Although pathalogical phimosis is not normal, it may not be an issue. If you don't have regular infections, if you have no problems with intercourse and if you urin flow is adequate and painless, you can live with phimosis totally fine. However if you have any of these issues or simply want to discover your glans you may want to cure your phimosis.

Treatment

Treating phimosis can be done with non-surgical solutions such as using a topical steroid cream such as betamethasone combined with regular stretching exercises. The stretching should be gentle to not cause any tears (which would only cause new scar tissue to form which is harder to stretch. Stretching the foreskin will cause it to replace dead cells (which naturally die anyway) with more new cells to accomodate that empty room. In time more cells will make the opening wider. When doing such stretching, the body will see this as a trauma and start a defense mechanism called inflamation which will cause an inrush of blood to the area that will cause swelling and will hinder your stretching efforts. This is where the steroid cream comes in, it minimizes that inflamatory reaction and will allow you to stretch a bit quicker and easier. It is possible to stretch wihtout that cream (which is a prescription drug), you simply need way more patience. If the opening is large enough, stretching can be done with fingers only, when it is not large enough, some companies sell phimosis stretching kits which consist of silicon rings of different sizes that you insert in the opening to stretch a phimotic ring that is smaller than a finger. Those rings however are not very useful at very small sizes if you have pinhole phimosis or similar. For those cases, some creative means need to be used such as using q-tips, ear streching tapers or even kniting needles.
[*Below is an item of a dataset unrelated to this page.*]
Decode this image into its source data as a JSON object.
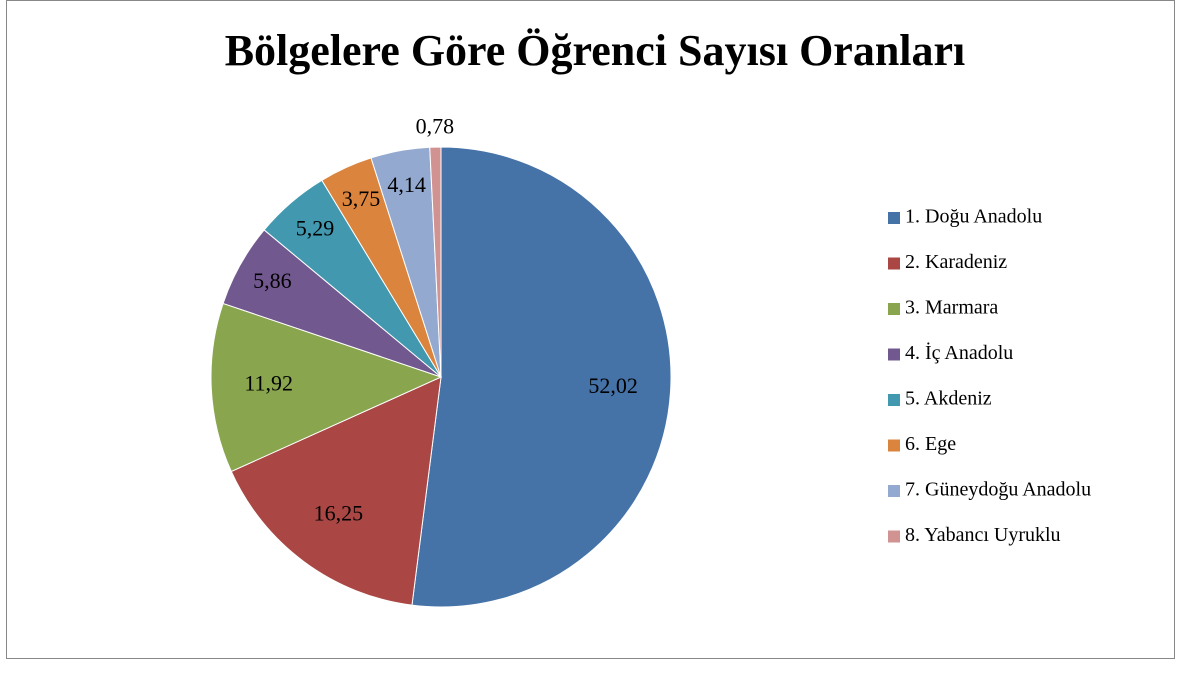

For those who can't or don't want to go though this complex non-surgical process (I strongly advise you to try it though), then there are also surgical solutions that range from removing adhesions preputioplasty (partial circumcision that often fails) all the up to a full circumcision (thus loosing a very important and sensitive organ). The foreskin is not simply a skin fold, it is a complex 3 part organ:

  • The outer skin, this is only the part you see when flacid or when you have phimosis, it's normal skin as the rest of your your skin.
  • The inner mucausa is not skin, this is a mucous surface just like the inside of your mouth. It lubricates and protects your glans and also helps with the physics of intercourse.
  • The ridged band is the tissues that connects the outer skin to the inner mucausa, it is a very complex organ comprised of some skin, some muscle (yes), and a lot of nerve endings that are very sensitive to bending. Many (including myselft) will tell you that this is more sensitive than the glans itself. The didged band is what becomes the phimotic ring when you have phimosis. As you progress through the stretching journey you will fell it like a tight strong string, then it will start feeling like a strong rubber band and finally it will become fully stretchable and feel like a wrinkled large pleasurable band.